We must become an international university, with a more significant orientation toward Asia and Latin America than now characterizes our commitments. The great universities of the 21st century will inevitably be global universities, and although we are comparatively small, that ought not be seen as an obstacle to our global reach. We should begin by increasing the number of international students in our undergraduate student body; develop research, student exchange, and other relationships with distinguished universities and policy institutes around the world; and foster the international learning (both here at Rice and around the world) of our faculty, students, and staff.

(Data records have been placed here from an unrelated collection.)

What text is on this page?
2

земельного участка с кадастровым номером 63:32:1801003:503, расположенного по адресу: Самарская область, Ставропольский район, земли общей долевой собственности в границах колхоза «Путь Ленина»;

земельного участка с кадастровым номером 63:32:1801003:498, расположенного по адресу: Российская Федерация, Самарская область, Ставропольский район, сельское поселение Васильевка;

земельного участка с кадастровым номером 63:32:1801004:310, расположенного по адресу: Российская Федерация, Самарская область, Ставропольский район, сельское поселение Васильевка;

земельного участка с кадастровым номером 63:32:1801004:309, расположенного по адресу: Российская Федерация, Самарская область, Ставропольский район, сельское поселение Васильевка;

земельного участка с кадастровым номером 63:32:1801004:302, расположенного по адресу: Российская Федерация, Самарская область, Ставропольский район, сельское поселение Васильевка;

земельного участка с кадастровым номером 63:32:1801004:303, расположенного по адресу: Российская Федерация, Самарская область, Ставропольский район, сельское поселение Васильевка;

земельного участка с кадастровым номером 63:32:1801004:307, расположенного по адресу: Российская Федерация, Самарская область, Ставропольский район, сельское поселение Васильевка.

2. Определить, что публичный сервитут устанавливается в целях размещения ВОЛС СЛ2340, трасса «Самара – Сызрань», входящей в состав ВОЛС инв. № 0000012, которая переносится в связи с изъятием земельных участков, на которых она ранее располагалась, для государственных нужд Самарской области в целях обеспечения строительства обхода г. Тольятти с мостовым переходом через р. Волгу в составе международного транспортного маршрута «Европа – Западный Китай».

We must provide the spaces and facilities that will cultivate greater dynamism and vibrancy on the campus and foster our sense of community. To achieve this, we must provide more attractive campus wide amenities, including a new recreational facility, a reconfiguration of the Rice Memorial Center to house a more substantial dining facility, and enhancement of outdoor spaces with a special focus on the Central Quadrangle. We should make a greater commitment to incorporate art into the campus landscape and interior public spaces.
We must fully engage with the city of Houston— learning from it and contributing to it—as a successful partnership with our home city is an essential part of our future. We should do so by continuing to integrate Houston into the educational experience of our students, by emphasizing selective areas of research especially important to the city (notably energy and urban studies), by making tangible contributions to improve our city (particularly K-12 education and environmental quality), and by continuing to provide innovative educational and cultural resources to the broader Houston population.
The Rice University Board of Trustees unanimously endorsed the tenets of this vision at its December 2005 meeting.
Additional information about Rice’s Vision for the 2nd Century is available at http://www.rice.edu/v2c.
“Rice is in a state of transition. It is in a transition from good to better. Facing extraordinary opportunity, the institution is about to become braver, stronger, sounder, more beautiful.”
—Edgar Odell Lovett, at his final commencement as Rice University’s first president in 1946.